Fondazioni sbancate Venerdì scorso (9 aprile) il Consiglio dei ministri ha varato il decreto legislativo che imporrà alle fondazioni la cessione delle banche di cui sono espressione e imporrà limiti strettissimi all’elezione degli organi direttivi degli enti. D’ora in poi le fondazioni potranno solo dedicarsi a investimenti di carattere sociale e culturale. Molte le polemiche anche perché in gioco c’è un patrimonio calcolato in 60mila miliardi.

Con questa manovra l’ala finanzier-azionista del governo che fa capo a Carlo Azeglio Ciampi mette di fatto le mani sul patrimonio delle fondazioni e compromette il loro radicamento territoriale: le fondazioni, così controllate perderanno la loro identità di strumenti al servizio della comunità locale per essere di fatto nazionalizzate.

Il Ppi corruttore di bozze e di minorenni La Provincia di Milano, retta dalla giunta di centrosinistra guidata dal popolare Livio Tamberi, tempo addietro aveva commissionato a una docente di Antropologia culturale dell’Università Statale, Luisa Leonini, e a un gruppo di ricercatori una ricerca sui clienti delle prostitute per capire, si spiega, che cosa li spinga a scegliere il sesso a pagamento. Ne sono uscite sessanta interviste a clienti del capoluogo lombardo raccolte in un libro “Sesso in acquisto” che la giunta provinciale ha deciso di distribuire in tutte le 217 scuole superiori della provincia a disposizione di tutti i loro 215mila studenti tra i 14 e i 18 anni.

Nel testo gli intervistati si soffermano sui particolari di ciò che fanno con le prostitute e che non possono fare con le mogli, e sulle preferenze tra “albanesine e sudamericane”. Un esempio? “La prostituzione è solo una questione di soldi. Paghi e puoi s… È un’attività di vendita come un’altra, c’è chi vende il corpo, chi la testa, chi le parole. E c’è chi vende il c….”.

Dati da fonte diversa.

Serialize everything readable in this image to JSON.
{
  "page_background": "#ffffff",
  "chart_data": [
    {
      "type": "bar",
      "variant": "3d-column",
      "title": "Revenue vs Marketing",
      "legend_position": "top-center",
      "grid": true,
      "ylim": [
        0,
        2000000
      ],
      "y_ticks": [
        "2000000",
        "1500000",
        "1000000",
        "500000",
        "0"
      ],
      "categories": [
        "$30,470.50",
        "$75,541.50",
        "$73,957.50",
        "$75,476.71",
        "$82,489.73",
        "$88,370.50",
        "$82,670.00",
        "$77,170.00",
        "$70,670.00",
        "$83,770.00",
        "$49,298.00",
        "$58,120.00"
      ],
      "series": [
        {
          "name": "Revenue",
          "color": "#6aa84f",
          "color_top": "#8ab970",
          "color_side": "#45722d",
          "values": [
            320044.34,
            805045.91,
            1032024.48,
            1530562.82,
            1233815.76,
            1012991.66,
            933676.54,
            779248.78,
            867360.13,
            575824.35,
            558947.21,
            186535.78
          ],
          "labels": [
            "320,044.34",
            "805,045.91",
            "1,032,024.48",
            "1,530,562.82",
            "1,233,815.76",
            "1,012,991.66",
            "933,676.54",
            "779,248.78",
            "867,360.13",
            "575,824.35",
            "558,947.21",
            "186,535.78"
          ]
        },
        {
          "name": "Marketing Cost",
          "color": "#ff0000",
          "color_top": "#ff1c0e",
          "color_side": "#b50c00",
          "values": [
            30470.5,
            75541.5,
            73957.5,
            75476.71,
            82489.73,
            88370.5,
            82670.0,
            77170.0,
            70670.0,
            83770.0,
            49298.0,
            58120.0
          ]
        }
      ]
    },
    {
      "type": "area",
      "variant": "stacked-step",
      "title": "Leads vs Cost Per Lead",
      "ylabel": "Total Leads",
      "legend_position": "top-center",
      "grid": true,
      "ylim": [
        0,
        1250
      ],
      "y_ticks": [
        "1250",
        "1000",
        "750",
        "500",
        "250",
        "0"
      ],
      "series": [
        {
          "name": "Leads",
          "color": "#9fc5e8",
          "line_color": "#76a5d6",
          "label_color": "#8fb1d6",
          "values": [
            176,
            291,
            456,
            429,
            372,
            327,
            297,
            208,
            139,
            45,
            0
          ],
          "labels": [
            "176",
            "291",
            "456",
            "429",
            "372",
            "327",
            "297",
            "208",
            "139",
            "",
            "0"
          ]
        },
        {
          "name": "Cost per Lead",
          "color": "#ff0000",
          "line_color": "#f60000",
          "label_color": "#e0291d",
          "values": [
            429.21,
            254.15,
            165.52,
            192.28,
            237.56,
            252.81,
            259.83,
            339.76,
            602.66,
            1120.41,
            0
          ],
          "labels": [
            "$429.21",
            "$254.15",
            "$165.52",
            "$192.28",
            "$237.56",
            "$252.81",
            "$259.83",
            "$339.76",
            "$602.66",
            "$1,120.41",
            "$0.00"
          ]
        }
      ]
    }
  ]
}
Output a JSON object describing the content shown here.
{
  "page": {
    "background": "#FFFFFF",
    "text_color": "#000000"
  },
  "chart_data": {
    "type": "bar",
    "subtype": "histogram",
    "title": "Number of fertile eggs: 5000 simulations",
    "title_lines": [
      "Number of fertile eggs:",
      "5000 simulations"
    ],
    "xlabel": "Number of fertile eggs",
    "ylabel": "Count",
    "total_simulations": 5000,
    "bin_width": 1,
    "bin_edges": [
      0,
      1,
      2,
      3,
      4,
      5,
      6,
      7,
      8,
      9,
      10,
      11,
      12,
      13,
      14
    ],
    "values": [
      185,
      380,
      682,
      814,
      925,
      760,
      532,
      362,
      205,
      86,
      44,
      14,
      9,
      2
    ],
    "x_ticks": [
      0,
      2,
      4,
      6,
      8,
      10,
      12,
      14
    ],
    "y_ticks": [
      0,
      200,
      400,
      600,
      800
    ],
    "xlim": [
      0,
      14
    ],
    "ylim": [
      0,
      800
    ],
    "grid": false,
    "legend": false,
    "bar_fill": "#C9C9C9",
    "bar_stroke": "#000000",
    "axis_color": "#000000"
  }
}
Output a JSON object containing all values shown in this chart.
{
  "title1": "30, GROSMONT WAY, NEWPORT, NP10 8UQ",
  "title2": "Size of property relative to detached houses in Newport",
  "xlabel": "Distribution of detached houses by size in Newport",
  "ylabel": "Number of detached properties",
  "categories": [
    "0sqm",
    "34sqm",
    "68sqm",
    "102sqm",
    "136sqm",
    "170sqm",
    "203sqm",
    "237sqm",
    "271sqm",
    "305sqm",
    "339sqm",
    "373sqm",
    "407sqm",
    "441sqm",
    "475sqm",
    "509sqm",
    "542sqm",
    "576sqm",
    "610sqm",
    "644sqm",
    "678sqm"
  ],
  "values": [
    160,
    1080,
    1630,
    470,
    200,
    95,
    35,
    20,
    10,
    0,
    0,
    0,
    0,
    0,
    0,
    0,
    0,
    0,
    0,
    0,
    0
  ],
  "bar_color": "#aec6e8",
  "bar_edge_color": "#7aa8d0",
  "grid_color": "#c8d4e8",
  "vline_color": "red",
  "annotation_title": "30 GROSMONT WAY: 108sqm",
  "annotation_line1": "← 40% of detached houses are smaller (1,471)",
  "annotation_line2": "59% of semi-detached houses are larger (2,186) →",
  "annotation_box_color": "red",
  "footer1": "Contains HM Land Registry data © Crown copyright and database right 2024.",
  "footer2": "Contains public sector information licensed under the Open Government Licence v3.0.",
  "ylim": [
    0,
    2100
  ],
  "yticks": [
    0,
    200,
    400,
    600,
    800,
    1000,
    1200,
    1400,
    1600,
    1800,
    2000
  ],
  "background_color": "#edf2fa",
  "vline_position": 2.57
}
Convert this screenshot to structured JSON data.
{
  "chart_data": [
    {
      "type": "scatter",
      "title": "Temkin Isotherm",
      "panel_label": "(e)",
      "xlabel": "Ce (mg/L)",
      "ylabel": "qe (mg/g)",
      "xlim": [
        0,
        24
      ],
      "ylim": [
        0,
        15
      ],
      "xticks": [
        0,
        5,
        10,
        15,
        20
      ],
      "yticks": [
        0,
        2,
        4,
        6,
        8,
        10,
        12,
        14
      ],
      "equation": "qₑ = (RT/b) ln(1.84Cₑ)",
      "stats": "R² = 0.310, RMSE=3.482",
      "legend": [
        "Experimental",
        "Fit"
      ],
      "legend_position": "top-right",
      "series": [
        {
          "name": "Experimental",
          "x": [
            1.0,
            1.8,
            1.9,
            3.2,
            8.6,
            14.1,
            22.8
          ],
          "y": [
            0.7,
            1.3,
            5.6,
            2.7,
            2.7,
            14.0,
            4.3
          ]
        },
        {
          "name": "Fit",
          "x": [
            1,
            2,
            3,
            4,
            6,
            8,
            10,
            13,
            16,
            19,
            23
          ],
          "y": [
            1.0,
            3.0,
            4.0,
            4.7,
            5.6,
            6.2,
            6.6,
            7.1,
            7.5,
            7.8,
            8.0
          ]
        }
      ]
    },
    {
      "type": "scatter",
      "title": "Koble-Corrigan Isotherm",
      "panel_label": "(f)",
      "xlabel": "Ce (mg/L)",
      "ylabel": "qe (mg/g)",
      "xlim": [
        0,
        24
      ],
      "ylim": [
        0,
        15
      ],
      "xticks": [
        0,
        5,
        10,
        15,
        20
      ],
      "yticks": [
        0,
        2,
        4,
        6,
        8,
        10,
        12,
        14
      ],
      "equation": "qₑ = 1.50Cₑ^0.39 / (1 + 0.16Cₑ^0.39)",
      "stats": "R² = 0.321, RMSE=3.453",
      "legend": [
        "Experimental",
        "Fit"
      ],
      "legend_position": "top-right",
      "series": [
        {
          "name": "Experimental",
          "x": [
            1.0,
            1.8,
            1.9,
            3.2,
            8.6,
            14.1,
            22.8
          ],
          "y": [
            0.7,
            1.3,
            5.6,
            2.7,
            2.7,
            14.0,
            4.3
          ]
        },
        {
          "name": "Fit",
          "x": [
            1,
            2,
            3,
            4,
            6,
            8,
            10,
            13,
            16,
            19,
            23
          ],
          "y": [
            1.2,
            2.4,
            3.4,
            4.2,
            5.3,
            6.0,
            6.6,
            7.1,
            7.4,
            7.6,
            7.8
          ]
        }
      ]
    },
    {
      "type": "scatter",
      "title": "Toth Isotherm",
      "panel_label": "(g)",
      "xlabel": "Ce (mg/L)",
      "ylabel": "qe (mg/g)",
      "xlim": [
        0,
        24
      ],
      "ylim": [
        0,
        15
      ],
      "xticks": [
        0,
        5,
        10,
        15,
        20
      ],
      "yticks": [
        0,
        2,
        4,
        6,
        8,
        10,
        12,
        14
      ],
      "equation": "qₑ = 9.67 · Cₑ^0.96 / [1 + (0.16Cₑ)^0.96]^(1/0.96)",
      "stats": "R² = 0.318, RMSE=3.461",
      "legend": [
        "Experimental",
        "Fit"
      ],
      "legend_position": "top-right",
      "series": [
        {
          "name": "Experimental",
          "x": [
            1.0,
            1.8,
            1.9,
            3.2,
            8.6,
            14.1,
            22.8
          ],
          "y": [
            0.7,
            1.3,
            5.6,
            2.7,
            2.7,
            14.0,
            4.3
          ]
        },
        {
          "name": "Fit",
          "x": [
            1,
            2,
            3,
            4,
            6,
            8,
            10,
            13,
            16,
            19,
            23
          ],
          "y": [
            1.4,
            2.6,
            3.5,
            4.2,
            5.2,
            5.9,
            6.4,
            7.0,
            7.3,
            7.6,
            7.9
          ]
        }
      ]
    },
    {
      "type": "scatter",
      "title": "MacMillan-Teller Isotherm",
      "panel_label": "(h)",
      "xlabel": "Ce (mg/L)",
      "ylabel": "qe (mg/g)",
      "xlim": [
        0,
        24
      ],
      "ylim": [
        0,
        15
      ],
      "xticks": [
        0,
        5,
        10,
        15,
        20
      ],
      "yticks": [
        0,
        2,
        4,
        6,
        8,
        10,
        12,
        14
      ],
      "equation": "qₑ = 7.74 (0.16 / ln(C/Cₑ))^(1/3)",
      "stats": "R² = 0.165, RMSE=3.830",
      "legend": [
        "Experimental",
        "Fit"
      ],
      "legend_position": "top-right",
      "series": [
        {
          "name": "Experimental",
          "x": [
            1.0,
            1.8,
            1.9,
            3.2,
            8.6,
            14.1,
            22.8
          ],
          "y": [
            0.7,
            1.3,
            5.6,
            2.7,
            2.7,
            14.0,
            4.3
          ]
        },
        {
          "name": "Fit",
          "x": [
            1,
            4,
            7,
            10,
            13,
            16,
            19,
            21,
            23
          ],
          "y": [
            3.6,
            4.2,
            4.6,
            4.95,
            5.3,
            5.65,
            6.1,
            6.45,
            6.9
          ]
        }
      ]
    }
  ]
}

E qui anche noi, che per mestiere siamo abituati a infilare le mani in ogni sorta di pattumiera, ci fermiamo di fronte alla cloaca a cielo aperto dalla quale emerge l’educativo libro sponsorizzato dal presidente popolare Tamberi e dalle responsabili dell’iniziativa, Emanuela Baio, assessore ai servizi sociali e Assunta Sozzi, presidente della Commissione consultiva sui temi della donna, entrambe del Ppi. Tamberi in una lettera al Giorno il 31 marzo scorso, spiegava perché intende fornire a tutti i quattordicenni delle scuole milanesi l’amena lettura: “i ragazzi delle scuole superiori non sono dei bambini. Sono uomini e donne giovani, ma perfettamente in grado di capire il testo”. Su questo, in effetti, non ci sono dubbi.

Camper, Toyota e… Mercedes Nella notte di venerdì (9 aprile) a Roma si è tenuto il vertice socialista per decidere di un’eventuale lista unitaria alle europee. Presenti i due leader, Enrico Boselli e Gianni De Michelis. Luogo del summit: la Toyota Station wagon di Bobo Craxi.

Passati i tempi del camper di Craxi e non avendo nessuno che regala loro una Mercedes, ai protagonisti dei rampanti anni ’80 tutti da bere resta una Toyota, per di più senza sponsorizzazione.

De Michelis lunedì ha lanciato un appello alla fabbrica automobilistica giapponese perché, vista la pubblicità, dia un piccolo contributo alla campagna elettorale del Ps. Per ora nessuna risposta.